Tra gli Eventi collaterali della 57. Esposizione Internazionale d’Arte, una delle mostre più attese – e già ampiamente documentate dalla stampa di settore – è sicuramente quella che vede il ritorno a Venezia di Jan Fabre.
Oltre 40 sculture dell’artista di Anversa sono state raccolte nella suggestiva location dell’Abbazia di San Gregorio, per un percorso espositivo che – intitolato Glass and Bone Sculptures 1977-2017 – abbraccia 4 decenni di carriera dell’autore.
Curata da Giacinto Di Pietrantonio, Katerina Koskina e Dimitri Ozerkov, promossa dalla GAMeC di Bergamo con EMST – National Museum of Contemporary Art di Atene e l’Hermitage di San Pietroburgo, l’esposizione riunisce per la prima volta i lavori di Fabre realizzati in vetro e ossa. Una scelta, questa dei materiali, che già denuncia il cuore della riflessione filosofica dell’artista, affascinato dall’alchimia e dalla tradizione pittorica fiamminga, i cui Maestri miscelavano ossa triturate ai pigmenti, e dall’altrettanto storica eredità dei vetrai della Laguna di Venezia.
Due materiali duri all’apparenza quanto delicati e fragili intimamente, che non soltanto si fanno portatori di una memoria storica, ma sono capaci di simboleggiare con immediatezza la stessa condizione degli esseri viventi: forti, al punto da resistere alle più drammatiche difficoltà, quanto fragile è lo spirito vitale che pure li anima.
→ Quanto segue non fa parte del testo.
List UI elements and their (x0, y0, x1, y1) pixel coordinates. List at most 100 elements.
Se le ossa vengono associate alla morte, nella poetica di Fabre, è pur vero che l’artista ha associato vetro e ossa attraverso l’idea della flessibilità, nonché dello sviluppo e della metamorfosi che queste materie possono subire, e anzi subiscono immancabilmente: “La mia idea filosofica e poetica – ricorda l’autore – che riunisce assieme il vetro con le ossa umane e animali, nasce dal ricordo di mia sorella che da bambina giocava con un piccolo oggetto di vetro. Questo mi ha fatto pensare alla flessibilità dell’osso umano in confronto con quella del vetro. Alcuni animali e tutti gli esseri umani escono dal grembo materno come il vetro fuso esce dal forno di cottura. Tutti possono essere modellati, curvati e formati con un sorprendente grado di libertà”.
Durezza e fragilità, opacità e trasparenza, ma anche vita e morte, ombra e luce: i contrasti intesi come termini dialettici, irriducibili gli uni agli altri ma anche in costante tensione e bilanciamento reciproco, sono al centro di questa mostra come di gran parte dell’arte di Jan Fabre. Che ruota incessante attorno all’ineluttabilità dei cambiamenti, alla metamorfosi come condizione esistenziale. E il vetro che noi creiamo è anche quello che ci ferisce scheggiandosi; le ossa che ci portano per il mondo si spezzano, mostrando tutta la nostra precarietà.